Let $f:P\in M_n\rightarrow P^2-P$ and $V$ be the variety $f^{-1}(0)$.

The derivative of $f$ in an idempotent matrix $P$ is:

$Df_P:H\in M_n\rightarrow PH+HP-H$, that is, $Df_P=P\otimes I_n+I_n\otimes P^T-I_n\otimes I_n$

when we stack the matrices row by row. $Df_P$ is the sum of three matrice that pairwise commute; moreover, since any idempotent $P$ is diagonalizable, these matrices are diagonalizable and, consequently, are simultaneously diagonalizable. Let $spectrum(P)=(\lambda_i)_i$; the previous result implies that $spectrum(Df_P)=(\lambda_i+\lambda_j-1)_{i,j}$.

The dimension of $V$ is the max of the $dim(\ker(Df_P))$ when $P$ varies through the idempotent matrices, that is, the max of the number of zero eigenvalues of $\ker(Df_P)$ when $P$ varies.

Since $\lambda_i+\lambda_j-1=0$ iff we consider a couple $0,1$ of eigenvalues, we can convince ourselves that this max is obtained when the $0$'s and the $1$'s are about equal in number in $spectrum(Df_P)$.
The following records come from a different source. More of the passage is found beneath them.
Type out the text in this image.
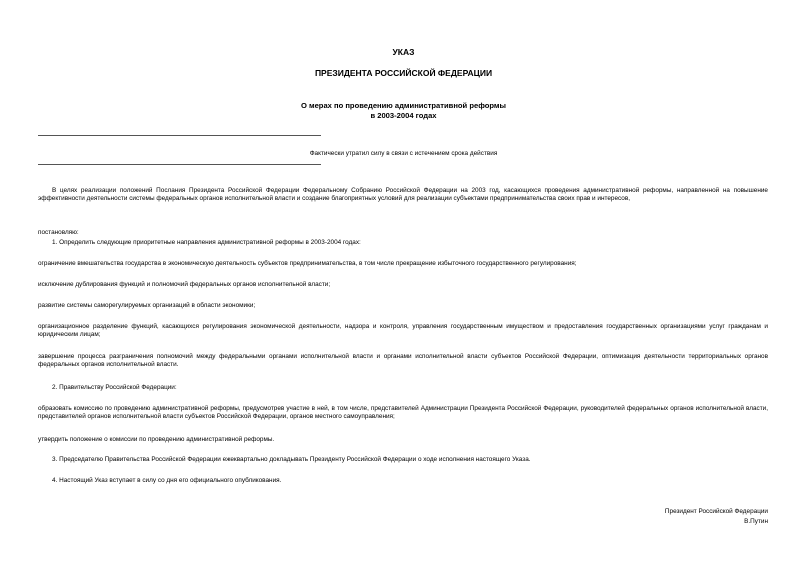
УКАЗ
ПРЕЗИДЕНТА РОССИЙСКОЙ ФЕДЕРАЦИИ
О мерах по проведению административной реформы
в 2003-2004 годах
Фактически утратил силу в связи с истечением срока действия
В целях реализации положений Послания Президента Российской Федерации Федеральному Собранию Российской Федерации на 2003 год, касающихся проведения административной реформы, направленной на повышение эффективности деятельности системы федеральных органов исполнительной власти и создание благоприятных условий для реализации субъектами предпринимательства своих прав и интересов,
постановляю:
1. Определить следующие приоритетные направления административной реформы в 2003-2004 годах:
ограничение вмешательства государства в экономическую деятельность субъектов предпринимательства, в том числе прекращение избыточного государственного регулирования;
исключение дублирования функций и полномочий федеральных органов исполнительной власти;
развитие системы саморегулируемых организаций в области экономики;
организационное разделение функций, касающихся регулирования экономической деятельности, надзора и контроля, управления государственным имуществом и предоставления государственных организациями услуг гражданам и юридическим лицам;
завершение процесса разграничения полномочий между федеральными органами исполнительной власти и органами исполнительной власти субъектов Российской Федерации, оптимизация деятельности территориальных органов федеральных органов исполнительной власти.
2. Правительству Российской Федерации:
образовать комиссию по проведению административной реформы, предусмотрев участие в ней, в том числе, представителей Администрации Президента Российской Федерации, руководителей федеральных органов исполнительной власти, представителей органов исполнительной власти субъектов Российской Федерации, органов местного самоуправления;
утвердить положение о комиссии по проведению административной реформы.
3. Председателю Правительства Российской Федерации ежеквартально докладывать Президенту Российской Федерации о ходе исполнения настоящего Указа.
4. Настоящий Указ вступает в силу со дня его официального опубликования.
Президент Российской Федерации
В.Путин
Case 1. $n=2p$ is even. We consider some $P$ s.t. $spectrum(P)$ has $p\times 0$ and $p\times 1$. The number of couples $(0,1)$ is $p^2$ and the number of couples $(1,0)$ is also $p^2$. Then the maximal local dimension is $2p^2$.

Case 2. $n=2p+1$ is odd. We consider some $P$ s.t. $spectrum(P)$ has $p\times 0$ and $p+1\times 1$. The number of couples $(0,1)$ is $p^2+p$ and the number of couples $(1,0)$ is also $p^2+p$. Then the maximal local dimension is $2p^2+2p$. In other words, $dim(V)$ is the integer part of $n^2/2$.
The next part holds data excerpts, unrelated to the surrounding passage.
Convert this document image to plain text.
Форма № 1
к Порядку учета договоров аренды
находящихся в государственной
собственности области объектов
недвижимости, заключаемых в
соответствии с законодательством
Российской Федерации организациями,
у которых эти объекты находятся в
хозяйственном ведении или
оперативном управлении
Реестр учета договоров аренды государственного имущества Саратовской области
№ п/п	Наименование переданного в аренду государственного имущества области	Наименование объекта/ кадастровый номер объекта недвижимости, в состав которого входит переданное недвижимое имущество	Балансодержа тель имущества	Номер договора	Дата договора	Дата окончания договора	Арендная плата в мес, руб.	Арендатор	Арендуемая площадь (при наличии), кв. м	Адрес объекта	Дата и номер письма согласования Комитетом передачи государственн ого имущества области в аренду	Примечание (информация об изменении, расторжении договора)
EDIT. Answer to @Jose Brox . We assume that the underlying field is $\mathbb{C}$. $V$ is not a pure variety -its local dimension is locally constant but not globally- but rather an algebraic set. Let $V_r$ be the set of idempotent matrices of rank $r$; then $V$ has $n+1$ connected components $V_0,\cdots,V_n$, each being a pure variety of dimension $2r(n-r)$ (cf. the above proof); in particular $V_0=\{0_n\},V_n=\{I_n\}$.

Another way to see that $dim(V_r)=2r(n-r)$ is as follows: to define an idempotent $P$ of rank $r$ is equivalent to choose two complementary vector spaces $W_0,W_1$ of dimension $n-r,r$: $W_0=\ker(P),W_1=im(P)$. Note that $W_0\in G_{n-r,n},W_1\in G_{r,n}$ where $G_{n-r,n},G_{r,n}$ are Grassmannian varieties of dimension$(n-r)r,r(n-r)$. Then $dim(V_r)=dim(G_{n-r,n}\times G_{r,n})=2r(n-r)$; indeed, if you are very unlucky, $W_0,W_1$ intersect; such a choice must satisfy a system of algebraic relations; then your choice is contained in a Zariski closed set of dimension $<2r(n-r)$.

Now, $dim(V_r)=2r(n-r)$ means that, for every $P_0\in V_r$, there are neighborhoods $R$ of $P_0$, $S$ of $0$ in $\mathbb{C}^{2r(n-r)}$ and a diffeomorphism $\Pi_{P_0}:R\rightarrow S$. Finally, $(\Pi_{P_0})^{-1}$ locally realizes a parametrization of $V_r$. That was the good news; the bad one, is that this result gives no explicit parameterization.

For example, consider the simple case when $n=2,r=1$; let $P_0=\begin{pmatrix}a_0&b_0\\c_0&1-a_0\end{pmatrix}\in V_1$ where $a_0(1-a_0)=b_0c_0$. If $b_0\not= 0$, then a local param. is $(a,b)\in \mathbb{C}\times \mathbb{C}^*\rightarrow \begin{pmatrix}a&b\\a(1-a)/b&1-a\end{pmatrix}$. We similarly treat the case $c_0\not=0$; yet, what is an admissible param. when $P_0=diag(0,1)$ or $P_0=diag(1,0)$ ?

Of course, $Q\in GL_n\rightarrow Qdiag(0_{n-r},I_r)Q^{-1}\in V_r$ is not an admissible param.!!